Configuration and deployment settings

Configuration and logging

The configuration of the LOLA platform mainly rely on networking and data transfer protocols configurations.

The main component of the platform is the Python wrapper used to coordinate the other components of the application. It uses logging methods accessible via API requests.

Error Scenarios

Limits will come from the networking environment and the infrastructure used to run the application. Note that the LRS used in the application might be particularly resource consuming, and thus proper resource allocation should be highly considered.

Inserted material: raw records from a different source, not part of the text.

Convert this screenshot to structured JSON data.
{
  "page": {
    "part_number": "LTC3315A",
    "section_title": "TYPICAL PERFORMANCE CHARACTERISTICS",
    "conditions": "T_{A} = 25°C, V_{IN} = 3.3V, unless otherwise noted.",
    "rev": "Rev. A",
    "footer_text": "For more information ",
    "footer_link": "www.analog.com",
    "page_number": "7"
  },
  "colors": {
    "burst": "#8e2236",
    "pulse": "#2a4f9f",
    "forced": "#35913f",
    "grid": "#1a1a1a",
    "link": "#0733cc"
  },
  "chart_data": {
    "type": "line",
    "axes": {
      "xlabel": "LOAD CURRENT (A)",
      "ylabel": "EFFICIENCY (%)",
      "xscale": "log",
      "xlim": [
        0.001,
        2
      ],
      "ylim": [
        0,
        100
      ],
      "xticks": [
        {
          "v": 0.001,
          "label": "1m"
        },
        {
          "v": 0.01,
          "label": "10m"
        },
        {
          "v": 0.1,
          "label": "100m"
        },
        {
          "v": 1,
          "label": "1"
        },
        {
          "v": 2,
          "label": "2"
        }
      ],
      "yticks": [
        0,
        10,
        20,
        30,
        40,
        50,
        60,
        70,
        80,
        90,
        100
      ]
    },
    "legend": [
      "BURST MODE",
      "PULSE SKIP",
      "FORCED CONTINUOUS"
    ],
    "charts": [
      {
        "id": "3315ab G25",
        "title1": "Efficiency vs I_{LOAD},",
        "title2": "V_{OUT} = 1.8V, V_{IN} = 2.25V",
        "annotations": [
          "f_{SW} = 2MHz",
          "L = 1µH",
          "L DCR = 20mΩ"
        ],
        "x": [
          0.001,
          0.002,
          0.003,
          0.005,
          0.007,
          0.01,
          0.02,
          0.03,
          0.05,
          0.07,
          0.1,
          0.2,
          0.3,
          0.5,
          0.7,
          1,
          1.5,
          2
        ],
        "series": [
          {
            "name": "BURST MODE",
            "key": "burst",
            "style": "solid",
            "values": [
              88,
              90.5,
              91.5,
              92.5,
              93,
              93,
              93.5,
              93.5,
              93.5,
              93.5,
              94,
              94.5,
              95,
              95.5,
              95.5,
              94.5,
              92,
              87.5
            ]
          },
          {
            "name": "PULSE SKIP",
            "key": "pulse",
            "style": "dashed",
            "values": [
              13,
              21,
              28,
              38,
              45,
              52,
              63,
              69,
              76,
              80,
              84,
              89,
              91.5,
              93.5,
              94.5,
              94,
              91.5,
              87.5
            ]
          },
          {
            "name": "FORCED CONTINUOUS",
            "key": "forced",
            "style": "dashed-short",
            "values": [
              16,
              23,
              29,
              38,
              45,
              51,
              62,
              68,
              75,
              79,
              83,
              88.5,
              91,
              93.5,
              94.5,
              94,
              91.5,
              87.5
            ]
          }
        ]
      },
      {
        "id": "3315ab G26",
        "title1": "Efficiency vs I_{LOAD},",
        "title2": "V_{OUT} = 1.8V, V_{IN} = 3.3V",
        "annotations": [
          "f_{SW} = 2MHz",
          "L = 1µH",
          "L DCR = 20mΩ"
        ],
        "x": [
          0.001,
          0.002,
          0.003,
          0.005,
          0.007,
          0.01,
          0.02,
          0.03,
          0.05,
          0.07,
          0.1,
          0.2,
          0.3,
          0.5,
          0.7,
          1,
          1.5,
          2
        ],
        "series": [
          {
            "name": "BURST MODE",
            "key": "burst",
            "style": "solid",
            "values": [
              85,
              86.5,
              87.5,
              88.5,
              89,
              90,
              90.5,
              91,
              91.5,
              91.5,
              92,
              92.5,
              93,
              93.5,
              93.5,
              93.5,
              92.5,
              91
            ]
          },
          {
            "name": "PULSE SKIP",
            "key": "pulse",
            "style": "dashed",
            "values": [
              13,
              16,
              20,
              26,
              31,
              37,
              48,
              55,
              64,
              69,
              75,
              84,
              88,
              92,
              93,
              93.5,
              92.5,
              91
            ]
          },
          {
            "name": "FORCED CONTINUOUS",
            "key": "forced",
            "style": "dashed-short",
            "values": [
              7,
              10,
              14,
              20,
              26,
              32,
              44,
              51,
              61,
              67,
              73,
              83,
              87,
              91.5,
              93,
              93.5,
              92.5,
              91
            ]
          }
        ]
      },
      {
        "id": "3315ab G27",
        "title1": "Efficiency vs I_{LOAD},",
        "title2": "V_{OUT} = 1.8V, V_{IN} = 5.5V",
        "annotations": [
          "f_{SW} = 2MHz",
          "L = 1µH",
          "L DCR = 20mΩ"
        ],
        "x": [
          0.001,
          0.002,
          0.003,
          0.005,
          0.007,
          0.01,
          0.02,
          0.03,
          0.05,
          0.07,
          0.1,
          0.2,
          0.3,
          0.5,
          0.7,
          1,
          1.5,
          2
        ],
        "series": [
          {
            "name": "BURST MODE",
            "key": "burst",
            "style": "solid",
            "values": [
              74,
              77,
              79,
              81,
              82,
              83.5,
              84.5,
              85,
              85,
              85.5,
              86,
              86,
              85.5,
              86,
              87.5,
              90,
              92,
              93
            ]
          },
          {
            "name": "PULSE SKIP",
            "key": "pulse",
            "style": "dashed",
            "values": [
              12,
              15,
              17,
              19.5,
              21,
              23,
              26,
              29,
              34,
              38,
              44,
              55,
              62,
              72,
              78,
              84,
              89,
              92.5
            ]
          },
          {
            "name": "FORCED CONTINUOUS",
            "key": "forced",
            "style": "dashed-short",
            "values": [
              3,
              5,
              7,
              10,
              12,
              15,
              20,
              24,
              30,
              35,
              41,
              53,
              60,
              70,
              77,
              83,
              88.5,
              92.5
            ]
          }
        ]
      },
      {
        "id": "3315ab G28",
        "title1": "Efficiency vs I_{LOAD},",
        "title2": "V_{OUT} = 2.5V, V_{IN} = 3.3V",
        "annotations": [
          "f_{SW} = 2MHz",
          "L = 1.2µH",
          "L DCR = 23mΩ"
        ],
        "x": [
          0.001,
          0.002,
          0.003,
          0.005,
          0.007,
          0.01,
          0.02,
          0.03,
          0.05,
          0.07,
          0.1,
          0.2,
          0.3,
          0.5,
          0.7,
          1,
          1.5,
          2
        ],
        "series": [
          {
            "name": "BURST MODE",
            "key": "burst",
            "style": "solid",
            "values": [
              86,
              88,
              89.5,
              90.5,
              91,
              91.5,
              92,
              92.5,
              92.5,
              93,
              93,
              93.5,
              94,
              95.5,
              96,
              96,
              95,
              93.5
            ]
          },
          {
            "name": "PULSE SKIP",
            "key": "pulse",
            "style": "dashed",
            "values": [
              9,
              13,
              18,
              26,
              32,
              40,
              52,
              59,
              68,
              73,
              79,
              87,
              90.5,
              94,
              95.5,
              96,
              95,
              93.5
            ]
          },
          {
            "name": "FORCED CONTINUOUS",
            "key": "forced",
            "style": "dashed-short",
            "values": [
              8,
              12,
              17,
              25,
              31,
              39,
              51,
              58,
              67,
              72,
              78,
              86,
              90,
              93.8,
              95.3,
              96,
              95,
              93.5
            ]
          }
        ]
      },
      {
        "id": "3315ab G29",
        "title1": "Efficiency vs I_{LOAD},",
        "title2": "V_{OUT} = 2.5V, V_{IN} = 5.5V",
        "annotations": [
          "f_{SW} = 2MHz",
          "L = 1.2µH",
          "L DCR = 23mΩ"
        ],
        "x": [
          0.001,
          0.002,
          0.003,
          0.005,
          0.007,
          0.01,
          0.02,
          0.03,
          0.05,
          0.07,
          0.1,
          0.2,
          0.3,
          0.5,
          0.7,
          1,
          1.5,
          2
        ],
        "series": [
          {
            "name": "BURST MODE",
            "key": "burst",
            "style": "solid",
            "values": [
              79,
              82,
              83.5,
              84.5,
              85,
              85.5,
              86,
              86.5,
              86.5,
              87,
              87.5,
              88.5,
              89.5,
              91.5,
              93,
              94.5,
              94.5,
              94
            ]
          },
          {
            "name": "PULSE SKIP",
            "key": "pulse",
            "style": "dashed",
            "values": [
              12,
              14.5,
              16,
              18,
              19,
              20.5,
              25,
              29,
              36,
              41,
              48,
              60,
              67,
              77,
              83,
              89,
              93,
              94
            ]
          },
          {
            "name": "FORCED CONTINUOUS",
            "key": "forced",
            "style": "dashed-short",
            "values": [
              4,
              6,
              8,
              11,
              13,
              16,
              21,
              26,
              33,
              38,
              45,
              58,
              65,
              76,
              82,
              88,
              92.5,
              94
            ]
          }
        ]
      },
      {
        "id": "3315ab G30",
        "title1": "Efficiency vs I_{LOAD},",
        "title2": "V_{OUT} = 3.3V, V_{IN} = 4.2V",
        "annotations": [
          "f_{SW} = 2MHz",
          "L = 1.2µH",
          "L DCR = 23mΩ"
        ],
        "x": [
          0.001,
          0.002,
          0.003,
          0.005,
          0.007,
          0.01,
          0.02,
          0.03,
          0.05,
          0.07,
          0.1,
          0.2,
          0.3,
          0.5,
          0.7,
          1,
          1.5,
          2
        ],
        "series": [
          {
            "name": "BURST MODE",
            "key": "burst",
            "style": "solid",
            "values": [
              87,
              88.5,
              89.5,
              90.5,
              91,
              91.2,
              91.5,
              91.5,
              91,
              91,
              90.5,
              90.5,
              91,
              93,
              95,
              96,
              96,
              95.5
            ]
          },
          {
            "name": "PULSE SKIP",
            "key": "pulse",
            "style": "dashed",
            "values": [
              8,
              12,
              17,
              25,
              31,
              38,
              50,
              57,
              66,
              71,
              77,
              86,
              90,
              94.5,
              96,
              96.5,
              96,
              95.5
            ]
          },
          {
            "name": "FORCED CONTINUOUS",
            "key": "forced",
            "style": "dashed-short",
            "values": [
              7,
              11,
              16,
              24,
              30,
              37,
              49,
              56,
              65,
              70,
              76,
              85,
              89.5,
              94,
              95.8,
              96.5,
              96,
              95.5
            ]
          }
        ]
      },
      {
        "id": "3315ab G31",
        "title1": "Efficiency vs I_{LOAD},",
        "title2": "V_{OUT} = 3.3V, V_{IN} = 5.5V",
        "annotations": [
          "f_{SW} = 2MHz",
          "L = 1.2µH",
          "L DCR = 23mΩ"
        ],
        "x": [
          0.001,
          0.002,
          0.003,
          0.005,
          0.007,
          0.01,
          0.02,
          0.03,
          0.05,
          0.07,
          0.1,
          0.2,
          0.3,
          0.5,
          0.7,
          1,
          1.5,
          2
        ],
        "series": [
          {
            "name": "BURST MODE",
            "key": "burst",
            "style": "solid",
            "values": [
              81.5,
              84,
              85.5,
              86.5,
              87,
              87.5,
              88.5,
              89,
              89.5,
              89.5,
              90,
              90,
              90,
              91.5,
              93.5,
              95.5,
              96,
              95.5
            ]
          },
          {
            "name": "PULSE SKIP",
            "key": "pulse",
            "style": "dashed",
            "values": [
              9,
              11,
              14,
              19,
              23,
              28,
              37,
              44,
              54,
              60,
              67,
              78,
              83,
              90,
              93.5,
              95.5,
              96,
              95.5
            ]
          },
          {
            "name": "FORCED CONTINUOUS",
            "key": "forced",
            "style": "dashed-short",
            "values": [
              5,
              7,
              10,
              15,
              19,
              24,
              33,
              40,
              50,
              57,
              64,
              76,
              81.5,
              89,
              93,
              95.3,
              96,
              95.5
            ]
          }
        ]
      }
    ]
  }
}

Third Party Components & Licenses

Third Party Component License Link
Nextflow Apache 2.0 https://www.nextflow.io/docs/latest/index.html
TRAX 1.0 EUPL 1.2 https://github.com/trax-project/trax-lrs
Docker Apache 2.0 https://www.docker.com
Slurm GNU General Public License https://slurm.schedmd.com

Implementation Details

As the LOLA platform uses various components, we introduced a Python wrapper to centralize and enhance ease of use of the different services. We defined an API that communicate with a web application in order to use the services inside LOLA.

OpenAPI Specification

In the future: link your OpenAPI spec here.

Test specification

Test plan

LOLA platform will be tested with the firstly designed scenario "Recommender Systems" in collaboration with our partner Maskott.

Internal unit tests

We can achieve specific unit tests with the sandbox application we provide. This sandbox is mainly used to validate scenarios and algorithm. In order to effectively do unit testing on the platform, a defined dataset as well as a specific scenario have to be created.

Component-level testing

The main component that have to be tested is the the API of the platform. It consists of a Python wrapper of the different services used in LOLA. The different API responses are available in the documentation, and might be tested with such tools as Postman.

UI test (where relevant)

There is nothing in particular to test about LOLA's UI.

Partners & roles

This component is a part of the building block "Trustworthy AI: Algorithm assessment" in which is designed as a toolbox of the Trustworthy AI. It is developed by LORIA and complements the tools provided by the University of Koblenz (see Carisma) and Affectlog (see Affectlog 360).

Usage in the dataspace

Usage in dataspace

Data collection is carried out through a standardized connector (PDC). The transfer can be carried out at the request of an authorized data provider who has the permissions for this operation. The access security protocol is therefore carried out within the framework of this PDC and is supposed to support the consent and contract procedures upstream. The other operations are carried out directly on the platform interactively using a web application.